Schließlich schließt auch der angeblich höhere Kaufpreis des Beklagtenproduktes eine Nachahmung nicht aus. Der ergänzende Leistungsschutz schützt nicht nur vor Billigplagiaten, sondern ganz allgemein vor der unlauteren Übernahme von Leistungsergebnissen.

3. Es liegt auch eine vermeidbare Herkunftstäuschung vor.

a) Für die Gefahr einer Täuschung über die betriebliche Herkunft genügt es, wenn der Verkehr bei der Produktnachahmung oder der nachgeahmten Kennzeichnung annimmt, es handle sich um eine neue Serie oder um eine Zweitmarke des Originalherstellers oder es bestünden lizenz- oder gesellschaftsvertragliche Beziehungen zwischen den beteiligten Unternehmen (BGH GRUR 2001, 443, 445 – Viennetta; BGH GRUR 2009, 1069 Rn 15 – Knoblauchwürste; BGH GRUR 2009, 1073 Rn 15 – Ausbeinmesser; BGH GRUR 2019, 196 Rn 15 – Industrienähmaschinen). So verhält es sich auch hier.

b) Die Anbringung der Marke „Bestbrew“ im Online-Shop ist nicht geeignet, einer Herkunftstäuschung entgegenzuwirken. Zum einen ist fraglich, ob hierfür ausreichend ist, die Marke nur im Online-Shop und nicht auf dem Produkt selbst anzubringen. Jedenfalls aber liegt die Gefahr einer Herkunftstäuschung im weiteren Sinn nahe. Hierfür genügt es, wenn der Verkehr bei der Produktnachahmung oder der nachgeahmten Kennzeichnung annimmt, es handle sich um eine neue Serie oder um eine Zweitmarke des Originalherstellers oder es bestünden lizenz- oder gesellschaftsvertragliche Beziehungen zwischen den beteiligten Unternehmen (BGH GRUR 2001, 443, 445 – Viennetta; BGH GRUR 2009, 1069 Rn 15 – Knoblauchwürste; BGH GRUR 2009, 1073 Rn 15 – Ausbeinmesser; BGH GRUR 2019, 196 Rn 15 – Industrienähmaschinen; Senat).

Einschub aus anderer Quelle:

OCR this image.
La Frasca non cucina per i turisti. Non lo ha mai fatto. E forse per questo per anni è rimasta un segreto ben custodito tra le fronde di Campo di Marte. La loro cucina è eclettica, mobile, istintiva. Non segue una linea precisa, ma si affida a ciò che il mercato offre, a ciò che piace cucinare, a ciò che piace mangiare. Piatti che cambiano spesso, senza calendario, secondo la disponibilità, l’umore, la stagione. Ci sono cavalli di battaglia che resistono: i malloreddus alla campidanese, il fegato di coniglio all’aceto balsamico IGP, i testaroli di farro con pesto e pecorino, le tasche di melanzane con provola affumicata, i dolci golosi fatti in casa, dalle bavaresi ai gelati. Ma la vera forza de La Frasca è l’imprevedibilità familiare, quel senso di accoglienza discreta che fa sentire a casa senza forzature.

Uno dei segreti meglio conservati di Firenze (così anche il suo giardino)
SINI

4. In der Gesamtabwägung ist daher angesichts der jedenfalls durchschnittlichen Eigenart und des hohen Grads der Übernahme von einer Unlauterkeit auszugehen.

5. Die Kostenentscheidung folgt aus § 97 ZPO. Die Entscheidung über die vorläufige Vollstreckbarkeit findet ihre Grundlage in §§ 708 Nr. 10, 711, 709 Satz 2 ZPO.

Eine Zulassung der Revision war nicht veranlasst. Zulassungsgründe sind weder vorgetragen noch sonst ersichtlich. Es handelt sich um eine Einzelfallentscheidung unter Anwendung anerkannte Rechtsgrundsätze.